Etching / engraving on handlaid (verge) paper.
Sheet size: 17,3 x 22,3 cm. (6,8 x 8,8 inch). Image size: 16 x 21,3 cm. (6,3 x 8,4 inch).
From: ‘Thesaurus anatomicus …’ by Frederic Ruysch, published in Amsterdam: Joannes Wolters, 1701. 1st edition. Contains the first eight parts (of 12 total) of the rare first edition of Ruysch Thesaurus Anatomicus State: 1st Edition Ref: *Garrison-Morton 389; *Norman 1875; *Wellcome IV, p. 599 (includes legend pages(s)).

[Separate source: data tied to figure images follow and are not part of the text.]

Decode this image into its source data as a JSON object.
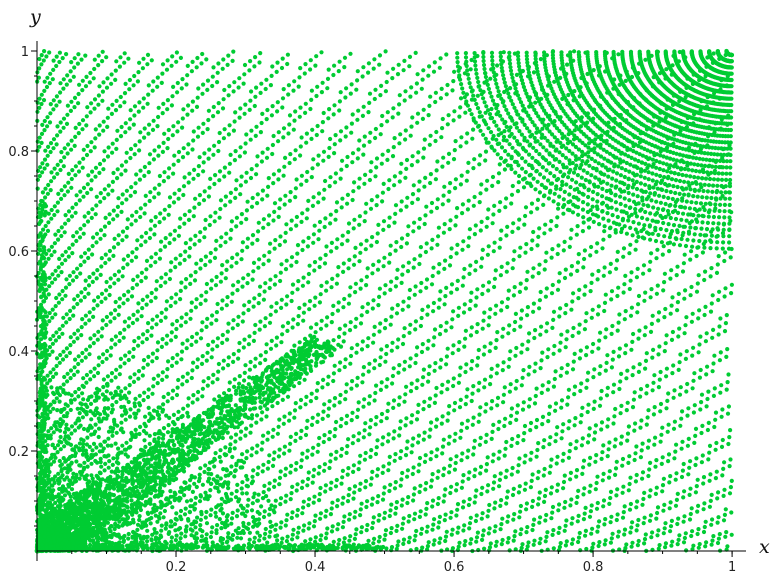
{
  "chart_data": {
    "type": "scatter",
    "title": "",
    "xlabel": "x",
    "ylabel": "y",
    "xlim": [
      0,
      1.02
    ],
    "ylim": [
      0,
      1.02
    ],
    "x_ticks": [
      0.2,
      0.4,
      0.6,
      0.8,
      1
    ],
    "x_tick_labels": [
      "0.2",
      "0.4",
      "0.6",
      "0.8",
      "1"
    ],
    "y_ticks": [
      0.2,
      0.4,
      0.6,
      0.8,
      1
    ],
    "y_tick_labels": [
      "0.2",
      "0.4",
      "0.6",
      "0.8",
      "1"
    ],
    "grid": false,
    "legend": "none",
    "marker": "dot",
    "point_color": "#00cc33",
    "series": [
      {
        "description_of_points": "dense cloud of several thousand points covering the unit square; densest near the origin and along the diagonal y = x for x < 0.35; radial fan of point-rows converging at (1, 1)",
        "x": [
          0.02,
          0.05,
          0.08,
          0.1,
          0.12,
          0.15,
          0.18,
          0.2,
          0.22,
          0.25,
          0.28,
          0.3,
          0.35,
          0.4,
          0.5,
          0.6,
          0.7,
          0.8,
          0.9,
          0.95,
          0.98,
          1.0
        ],
        "y": [
          0.02,
          0.05,
          0.08,
          0.1,
          0.12,
          0.15,
          0.18,
          0.2,
          0.22,
          0.25,
          0.28,
          0.3,
          0.33,
          0.38,
          0.5,
          0.6,
          0.7,
          0.8,
          0.9,
          0.95,
          0.98,
          1.0
        ]
      }
    ]
  }
}
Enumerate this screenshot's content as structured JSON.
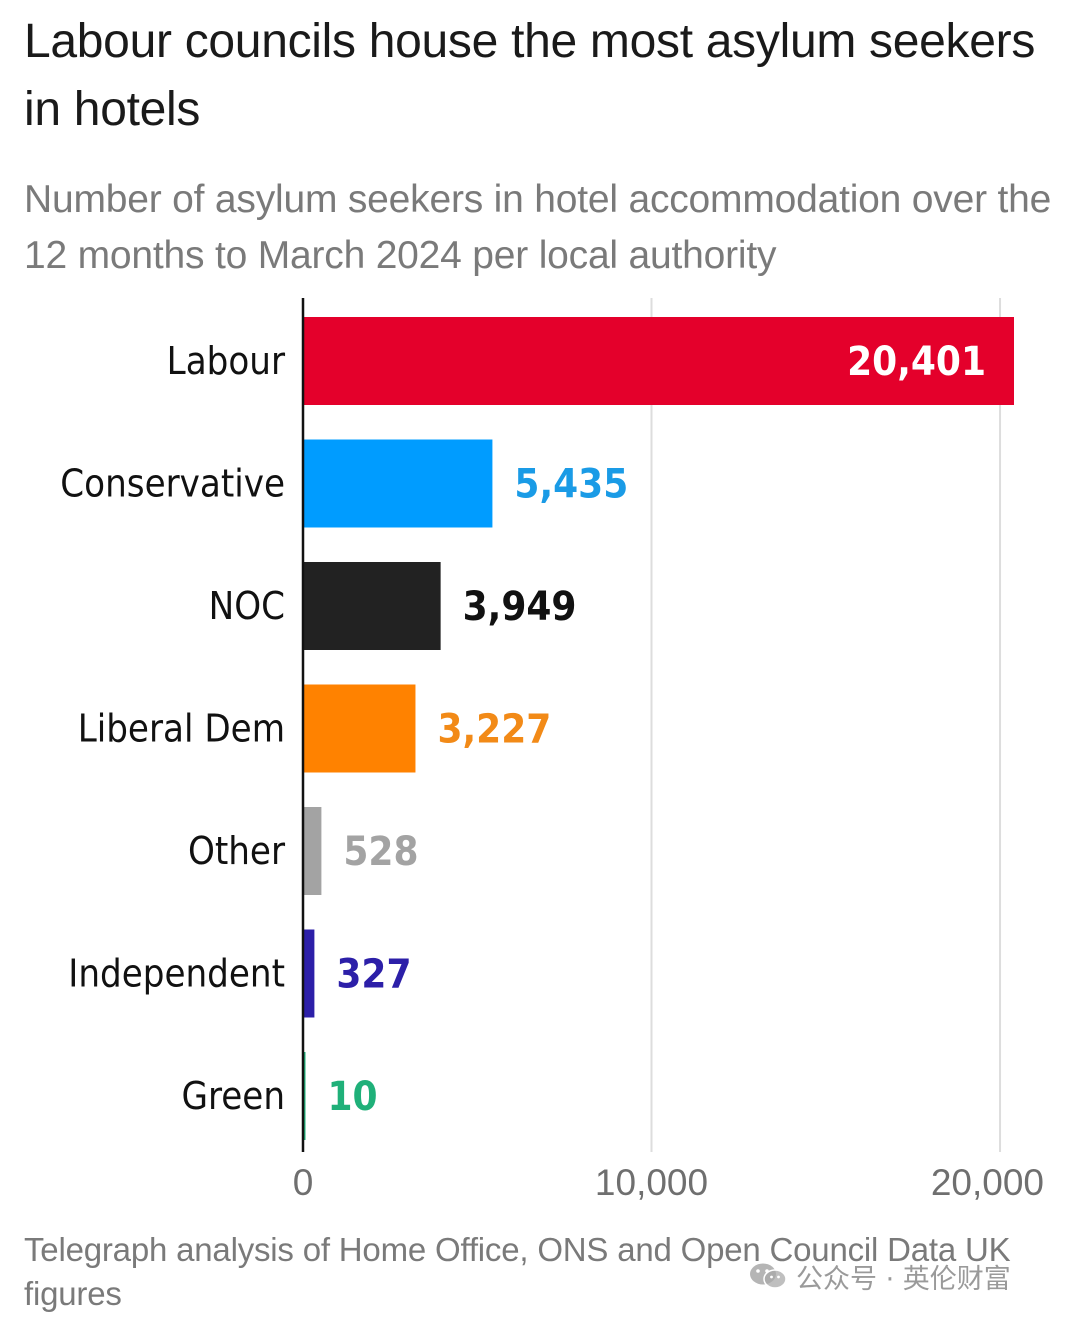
{
  "title": "Labour councils house the most asylum seekers in hotels",
  "subtitle": "Number of asylum seekers in hotel accommodation over the 12 months to March 2024 per local authority",
  "source": "Telegraph analysis of Home Office, ONS and Open Council Data UK figures",
  "watermark": {
    "text": "公众号 · 英伦财富",
    "icon": "wechat-icon"
  },
  "chart_data": {
    "type": "bar",
    "orientation": "horizontal",
    "categories": [
      "Labour",
      "Conservative",
      "NOC",
      "Liberal Dem",
      "Other",
      "Independent",
      "Green"
    ],
    "values": [
      20401,
      5435,
      3949,
      3227,
      528,
      327,
      10
    ],
    "value_labels": [
      "20,401",
      "5,435",
      "3,949",
      "3,227",
      "528",
      "327",
      "10"
    ],
    "colors": [
      "#e4002b",
      "#009cff",
      "#222222",
      "#ff8200",
      "#a3a3a3",
      "#2c1fa8",
      "#1fb079"
    ],
    "label_colors": [
      "#ffffff",
      "#1a9be6",
      "#111111",
      "#f28a17",
      "#a3a3a3",
      "#2c1fa8",
      "#1fb079"
    ],
    "label_inside": [
      true,
      false,
      false,
      false,
      false,
      false,
      false
    ],
    "xlim": [
      0,
      20401
    ],
    "xticks": [
      0,
      10000,
      20000
    ],
    "xtick_labels": [
      "0",
      "10,000",
      "20,000"
    ],
    "grid": true,
    "xlabel": "",
    "ylabel": ""
  }
}
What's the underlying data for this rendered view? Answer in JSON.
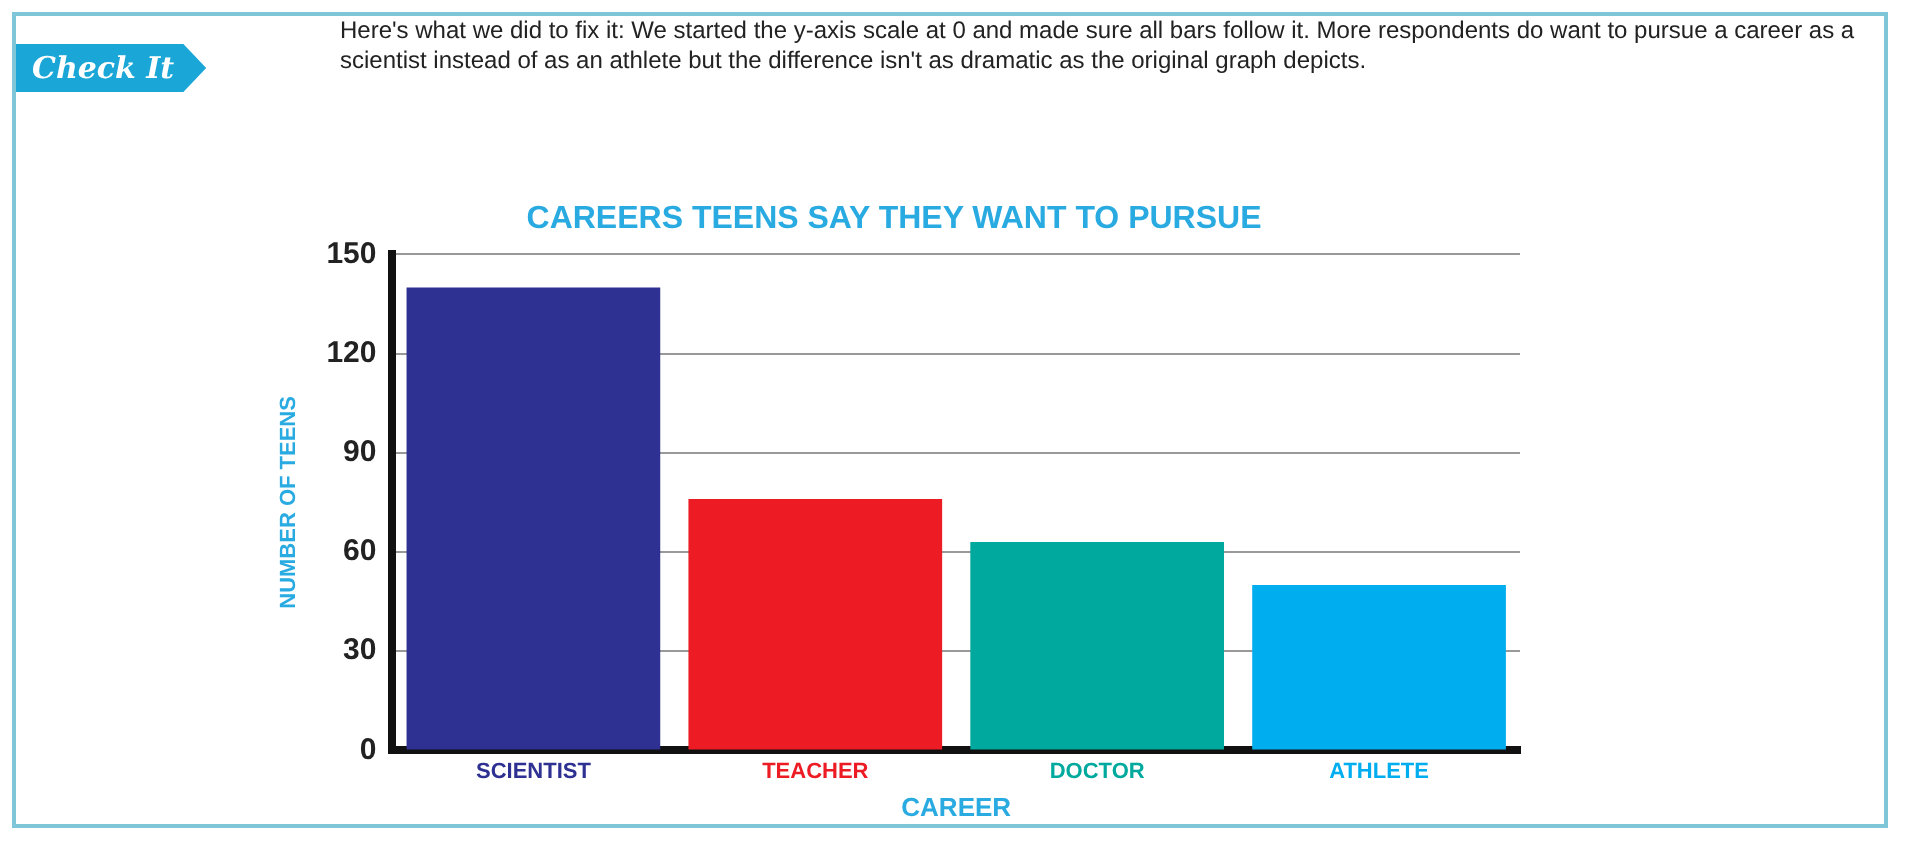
{
  "chart_data": {
    "type": "bar",
    "title": "CAREERS TEENS SAY THEY WANT TO PURSUE",
    "xlabel": "CAREER",
    "ylabel": "NUMBER OF TEENS",
    "categories": [
      "SCIENTIST",
      "TEACHER",
      "DOCTOR",
      "ATHLETE"
    ],
    "values": [
      140,
      76,
      63,
      50
    ],
    "colors": [
      "#2e3192",
      "#ed1c24",
      "#00a99d",
      "#00aeef"
    ],
    "ylim": [
      0,
      150
    ],
    "yticks": [
      0,
      30,
      60,
      90,
      120,
      150
    ],
    "grid": "y",
    "annotations": [
      "Check It",
      "Here's what we did to fix it: We started the y-axis scale at 0 and made sure all bars follow it. More respondents do want to pursue a career as a scientist instead of as an athlete but the difference isn't as dramatic as the original graph depicts."
    ]
  }
}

Made by C. Huijberts after Frederic Ruysch. Cornelis Huijberts (1669-1712) was art engraver and artist. He relocated to England in 1696. Huijberts engraved plates for works by Lairesse, and Leven en Dood der Doorluchtige Heeren Gebroeders C. en J. de Witt. Frederik Ruysch (Den Haag 1638 – Amsterdam 1731), was an anatomist, zoologist and botanist. He was the son of a government functionary, and trained as the pupil of a druggist. His interest in anatomy led him to study under Sylvius in Leiden, where he graduated on pleuritis in 1664. Ruysch devised a new method of preservation of specimens: arterial embalming using a secret recipe. Using this method he created a Cabinet, a museum in five rooms, where his specimens were exhibited. ‘Ruysch’ cabinet’ or museum was described as a perfect necropolis, all the inhabitants of which were asleep and ready to speak as soon as they were reawakened’, and attracted many visitors. His capacity for keen observation and his fabulous skill in injection made him the founder of eighteenth century anatomy. The illustrations are of a very high artistic merit. ‘He gave private courses in anatomy to foreign students and devoted himself throughout his life to making anatomical preparations. Ruysch drew on his art not only for strict medical science but also for expression and fantasy. He often made up preparations in a rather romantic, dramatic way. He prepared as an example the corpse of a child as if it were alive so that Peter the Great was inclined to kiss it. In 1715 he announced the sale of his collection. No buyers presented themselves before 1717, when Peter the Great bought it for 30.000 guilders. It was carefully packed and transported by boat to Russia. The tale that the collection was destroyed by sailers drinking the embalming fluid seems not to be true, or at least only partly so.
Condition: Good, given age. Some soiling from handling. Small stain at bottom right margin. Paper edges with some chipping. 2 Small holes at top section, backed. General age-related toning and/or occasional minor defects from handling. Please study scan carefully.